Proliferasi Nuklir Akibat Terjadinya Security Dilemma

Proliferasi nuklir adalah penyebaran senjata dan system senjata ke negara-negara yang sebelumnya tidak memiliki senjata atau system senjata tersebut (proliferasi horizontal) atau akumulasi senjata dan system senjata yang semakin besar di suatu negara (proliferasi vertical) factor-faktor menyebabkan terjadinya proliferasi nuklir dantaranya adanya security dilemma karena negara tentangga atau negara kawasan sudah memiliki kemampuan atau sedang mengembangkan senjata niklir,contohnya persaingan senjata nuklir antara india dan Pakistan.selain itu,karena kepemilikan nuklir dapat meningkatkan pengaruh negara tersebut dalam politik global seperti korea utara.

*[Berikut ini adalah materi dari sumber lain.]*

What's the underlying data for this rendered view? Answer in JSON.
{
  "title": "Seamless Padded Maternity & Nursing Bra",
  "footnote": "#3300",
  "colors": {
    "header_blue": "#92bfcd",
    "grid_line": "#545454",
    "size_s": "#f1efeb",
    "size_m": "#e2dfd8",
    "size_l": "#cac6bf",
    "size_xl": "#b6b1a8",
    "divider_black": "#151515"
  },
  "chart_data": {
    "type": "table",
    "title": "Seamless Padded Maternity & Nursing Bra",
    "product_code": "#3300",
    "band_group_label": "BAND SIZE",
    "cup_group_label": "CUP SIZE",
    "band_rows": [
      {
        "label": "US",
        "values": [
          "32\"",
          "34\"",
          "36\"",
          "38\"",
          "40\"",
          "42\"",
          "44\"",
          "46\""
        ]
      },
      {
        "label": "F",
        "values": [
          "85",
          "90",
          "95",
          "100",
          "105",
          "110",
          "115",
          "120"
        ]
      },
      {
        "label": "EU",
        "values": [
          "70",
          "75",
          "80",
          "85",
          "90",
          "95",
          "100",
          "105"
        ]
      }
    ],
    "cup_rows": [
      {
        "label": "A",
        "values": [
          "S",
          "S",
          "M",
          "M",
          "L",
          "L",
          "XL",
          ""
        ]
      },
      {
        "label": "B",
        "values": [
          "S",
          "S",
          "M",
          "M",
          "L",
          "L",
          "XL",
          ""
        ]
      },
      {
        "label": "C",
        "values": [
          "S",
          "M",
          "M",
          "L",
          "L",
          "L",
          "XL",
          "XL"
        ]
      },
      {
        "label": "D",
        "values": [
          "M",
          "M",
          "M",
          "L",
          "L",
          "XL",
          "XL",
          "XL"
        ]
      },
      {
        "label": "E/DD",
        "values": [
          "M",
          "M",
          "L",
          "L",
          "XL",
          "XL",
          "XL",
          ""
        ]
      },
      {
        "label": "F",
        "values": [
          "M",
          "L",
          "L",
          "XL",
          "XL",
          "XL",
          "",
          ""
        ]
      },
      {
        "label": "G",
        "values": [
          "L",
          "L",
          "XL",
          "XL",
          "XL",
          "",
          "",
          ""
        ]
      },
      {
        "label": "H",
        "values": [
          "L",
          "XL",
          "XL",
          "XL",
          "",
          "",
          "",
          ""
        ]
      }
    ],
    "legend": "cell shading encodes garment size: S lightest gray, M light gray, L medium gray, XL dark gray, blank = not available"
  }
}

Motivasi dan kepemilikan senjata nuklir oleh negara-negara yang ada di dunia ini sudah berlangsung cukup lama. Jauh sebelum perang dingin berakhir beberapa negara berupaya untuk mengembangkan program nuklir dan memiliki senjata nuklir. Terdapat tiga buah alasan penting yang memotivasi mereka untuk memiliki senjata pemusnah masal tersebut. Ketiga alasan tersebut adalah alasan strategis, politik dan prestis. Alasan strategis karena senjata nuklir memiliki peranan yang sangat penting dalam rangka mengamankan negara mereka dari serangan musuh dari luar, hal tersebut sesuai dengan konsep deterrence yaitu sebuah upaya untuk mencegah ancaman militer dari pihak lain agar tidak melakukan tindakan agresi atau serangan militer dengan istilah lain war prevention dan hal tersebut lebih berfokus pada pshycological war daripada bersifat fisik. Sedangkan untuk alasan politik dan prestis negara yang memiliki senjata nuklir secara sederhanannya berupaya untuk meningkatkan negaranya dalam percaturan politik internasional (Williams D. Paul, 2008)

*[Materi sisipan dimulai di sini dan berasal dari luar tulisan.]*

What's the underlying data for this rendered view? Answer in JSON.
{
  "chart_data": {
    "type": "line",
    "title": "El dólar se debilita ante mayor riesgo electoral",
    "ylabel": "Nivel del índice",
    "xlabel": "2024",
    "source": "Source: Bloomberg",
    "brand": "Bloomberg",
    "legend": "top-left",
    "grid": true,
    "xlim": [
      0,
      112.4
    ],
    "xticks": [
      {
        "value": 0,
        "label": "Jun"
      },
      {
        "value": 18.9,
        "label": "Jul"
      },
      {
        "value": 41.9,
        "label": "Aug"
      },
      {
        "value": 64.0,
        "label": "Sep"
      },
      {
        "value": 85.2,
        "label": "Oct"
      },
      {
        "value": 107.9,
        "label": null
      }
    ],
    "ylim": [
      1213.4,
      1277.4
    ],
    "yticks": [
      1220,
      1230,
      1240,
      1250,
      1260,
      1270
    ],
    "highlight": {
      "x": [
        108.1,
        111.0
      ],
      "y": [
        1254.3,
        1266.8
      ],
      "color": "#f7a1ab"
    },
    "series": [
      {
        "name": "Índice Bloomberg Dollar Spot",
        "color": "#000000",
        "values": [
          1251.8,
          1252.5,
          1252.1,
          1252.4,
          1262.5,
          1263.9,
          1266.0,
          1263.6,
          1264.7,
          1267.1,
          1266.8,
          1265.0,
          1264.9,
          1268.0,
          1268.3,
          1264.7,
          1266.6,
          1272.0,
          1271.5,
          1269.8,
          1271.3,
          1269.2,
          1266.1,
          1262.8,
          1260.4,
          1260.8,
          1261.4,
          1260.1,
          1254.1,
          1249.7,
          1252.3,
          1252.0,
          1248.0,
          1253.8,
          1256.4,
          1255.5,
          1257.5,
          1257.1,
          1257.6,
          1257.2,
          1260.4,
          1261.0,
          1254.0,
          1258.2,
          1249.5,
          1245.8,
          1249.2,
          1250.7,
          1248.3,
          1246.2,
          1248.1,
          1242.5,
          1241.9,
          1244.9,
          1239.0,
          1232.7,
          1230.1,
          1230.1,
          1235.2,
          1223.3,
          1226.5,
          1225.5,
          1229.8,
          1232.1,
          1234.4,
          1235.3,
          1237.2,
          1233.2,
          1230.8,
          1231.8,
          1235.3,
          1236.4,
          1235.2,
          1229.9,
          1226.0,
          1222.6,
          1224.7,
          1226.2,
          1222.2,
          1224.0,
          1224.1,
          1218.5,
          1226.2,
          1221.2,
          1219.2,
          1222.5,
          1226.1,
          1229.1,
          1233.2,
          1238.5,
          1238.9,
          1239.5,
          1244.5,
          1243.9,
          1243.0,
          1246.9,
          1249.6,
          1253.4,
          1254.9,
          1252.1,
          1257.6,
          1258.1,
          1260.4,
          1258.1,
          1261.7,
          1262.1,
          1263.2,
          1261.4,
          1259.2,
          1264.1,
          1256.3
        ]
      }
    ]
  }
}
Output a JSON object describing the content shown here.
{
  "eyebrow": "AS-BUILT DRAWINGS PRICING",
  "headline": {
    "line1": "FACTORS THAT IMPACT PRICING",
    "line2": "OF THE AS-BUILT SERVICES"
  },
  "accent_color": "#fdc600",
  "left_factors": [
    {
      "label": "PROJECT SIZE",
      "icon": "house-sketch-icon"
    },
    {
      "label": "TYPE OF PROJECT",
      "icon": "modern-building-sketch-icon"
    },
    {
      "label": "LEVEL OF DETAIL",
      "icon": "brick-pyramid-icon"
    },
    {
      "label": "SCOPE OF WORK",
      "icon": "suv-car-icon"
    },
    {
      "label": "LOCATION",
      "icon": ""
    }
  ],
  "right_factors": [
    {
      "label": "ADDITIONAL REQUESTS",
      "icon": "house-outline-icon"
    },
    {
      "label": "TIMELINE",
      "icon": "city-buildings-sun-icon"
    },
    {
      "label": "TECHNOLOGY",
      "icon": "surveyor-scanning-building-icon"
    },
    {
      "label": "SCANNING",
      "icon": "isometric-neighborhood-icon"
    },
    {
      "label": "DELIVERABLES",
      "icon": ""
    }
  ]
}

Perjanjian Non-proliferasi adalah suatu perjanjian yang ditandatangani pada 1 Juli 1968 yang membatasi kepeemilikan senjata nuklir. Perjanjian ini pertama kali di usulkan oleh Irlandia dan pertam kali ditandatangani oleh finlandia. Howlett mengemukakan bahwa selama kurun waktu setelah perang dunia kedua, pola kepemilikan (acquisition) dibentuk oleh 5 anggota NWS yang dinyatakan menjadi pola yang paling mungkin diikuti oleh suatu negara yang mengembangbiakkannya di masa depan.

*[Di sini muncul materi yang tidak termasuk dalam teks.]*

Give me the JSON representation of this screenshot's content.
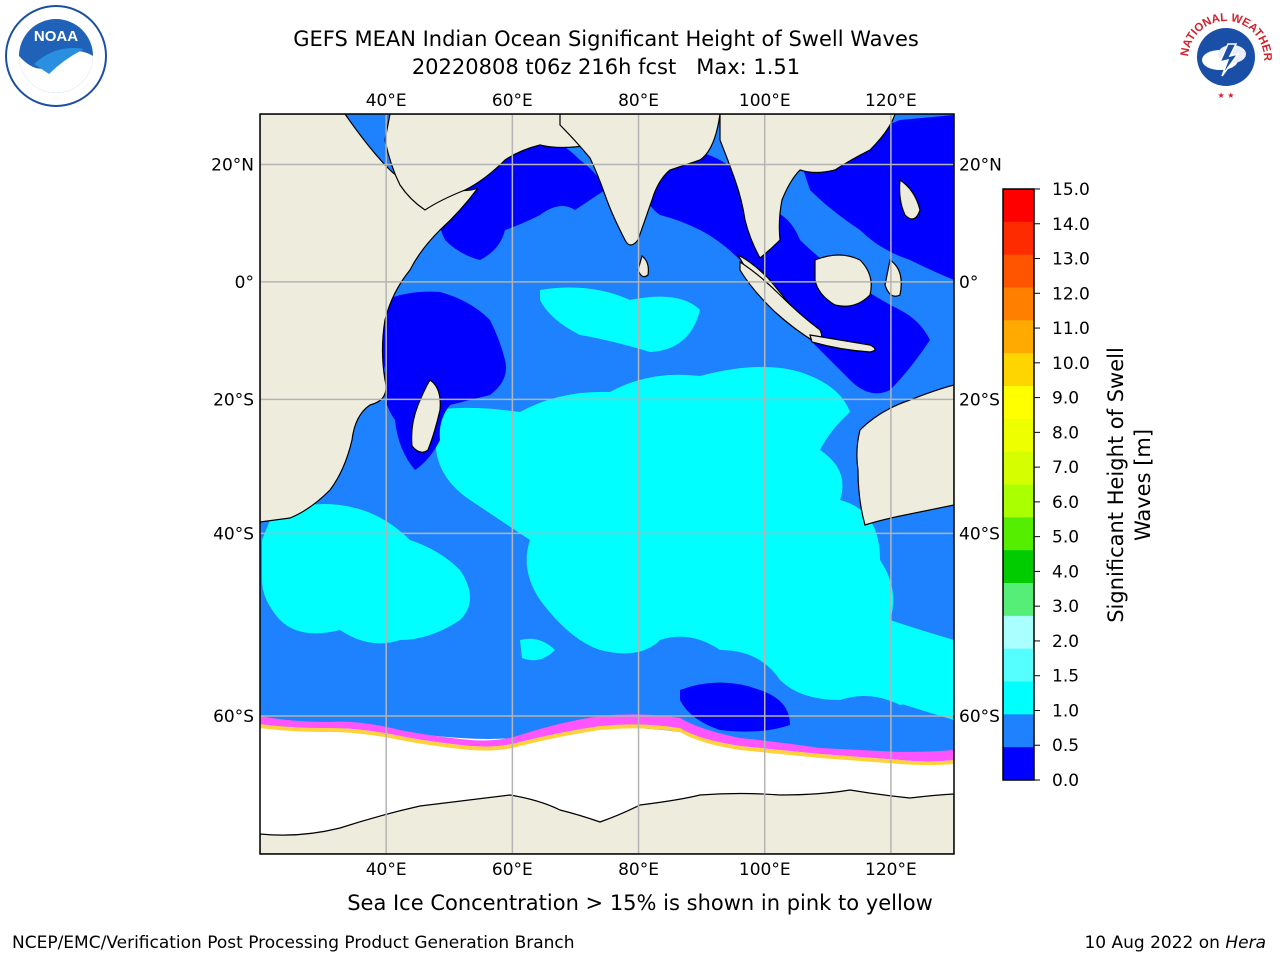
{
  "header": {
    "title": "GEFS MEAN Indian Ocean Significant Height of Swell Waves",
    "subtitle": "20220808 t06z 216h fcst   Max: 1.51"
  },
  "logos": {
    "left": "noaa-logo",
    "right": "national-weather-service-logo",
    "left_text": "NOAA",
    "right_text": "NATIONAL WEATHER SERVICE"
  },
  "map": {
    "lon_ticks": [
      "40°E",
      "60°E",
      "80°E",
      "100°E",
      "120°E"
    ],
    "lat_ticks_left": [
      "20°N",
      "0°",
      "20°S",
      "40°S",
      "60°S"
    ],
    "lat_ticks_right": [
      "20°N",
      "0°",
      "20°S",
      "40°S",
      "60°S"
    ],
    "lon_range": [
      20,
      130
    ],
    "lat_range": [
      -70,
      28
    ],
    "grid": true,
    "colors": {
      "land": "#eeecdd",
      "ocean_0_0_5": "#0000ff",
      "ocean_0_5_1_0": "#1e82ff",
      "ocean_1_0_1_5": "#00ffff",
      "sea_ice": "#ffffff",
      "ice_edge_pink": "#ff55ff",
      "ice_edge_yellow": "#ffd23c",
      "grid": "#b4b4b4"
    }
  },
  "colorbar": {
    "label": "Significant Height of Swell Waves [m]",
    "ticks": [
      "15.0",
      "14.0",
      "13.0",
      "12.0",
      "11.0",
      "10.0",
      "9.0",
      "8.0",
      "7.0",
      "6.0",
      "5.0",
      "4.0",
      "3.0",
      "2.0",
      "1.5",
      "1.0",
      "0.5",
      "0.0"
    ],
    "colors": [
      "#ff0000",
      "#ff2b00",
      "#ff5500",
      "#ff8000",
      "#ffaa00",
      "#ffd500",
      "#ffff00",
      "#eeff00",
      "#d5ff00",
      "#aaff00",
      "#55ee00",
      "#00cc00",
      "#55ee77",
      "#aaffff",
      "#55ffff",
      "#00ffff",
      "#1e82ff",
      "#0000ff"
    ]
  },
  "caption": "Sea Ice Concentration > 15% is shown in pink to yellow",
  "footer": {
    "left": "NCEP/EMC/Verification Post Processing Product Generation Branch",
    "date": "10 Aug 2022 on ",
    "machine": "Hera"
  }
}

Isu proliferasi senjata nuklir merupakan salah satu dari isu yang sangat menonjol dalam globhalisasi politik dunia. Pengembangan dan persebaran senjata-senjata nuklir (baik secara kuantitas maupun kualitas) dan kemampuannya sebagai alat penghancur massal, baik untuk memusnahkan seluruh kota dan negara, maupun seluruh penduduk bumi, membuat isu proliferasi senjata nuklir menjadi fokus perhatian dalam agenda keamanan global. Hanya ada5 negara (Cina, Prancis, Rusia, Inggris, AS) yang diakui oleh Perjanjian Non-ProliferasiSenajat Nuklir (NPT) sebagai pemilik senjata-senjata nuklir.  Untuk menghindari proliferasi senjata nuklir yang semakin besar,dunia internasional membuat sebuah perjanjian yaitu Treaty(NPT) yang ditanda tangani pada 1Juli 1968 dan pada awalnya sebanyak 187 negara berdaulat mengikuti perjanjian ini. NPT menghasilkan tiga pilar utama yaitu :
·         Pertama Non-proliferasi,hasil perjanjiannya ialah hanya memperbolehkan lima negara yang mempunyai senjata nuklir yaitu perancis,Republik rakyat tiongkok,Uni soviet,Britania raya dan Amerika serikat dikarenakan kelima negara tersebut sudah memiliki senjata nuklir saat perjanjian di mulai dan kelima negara terebut merupakan negara anggota tetap dewan keamanan PBB.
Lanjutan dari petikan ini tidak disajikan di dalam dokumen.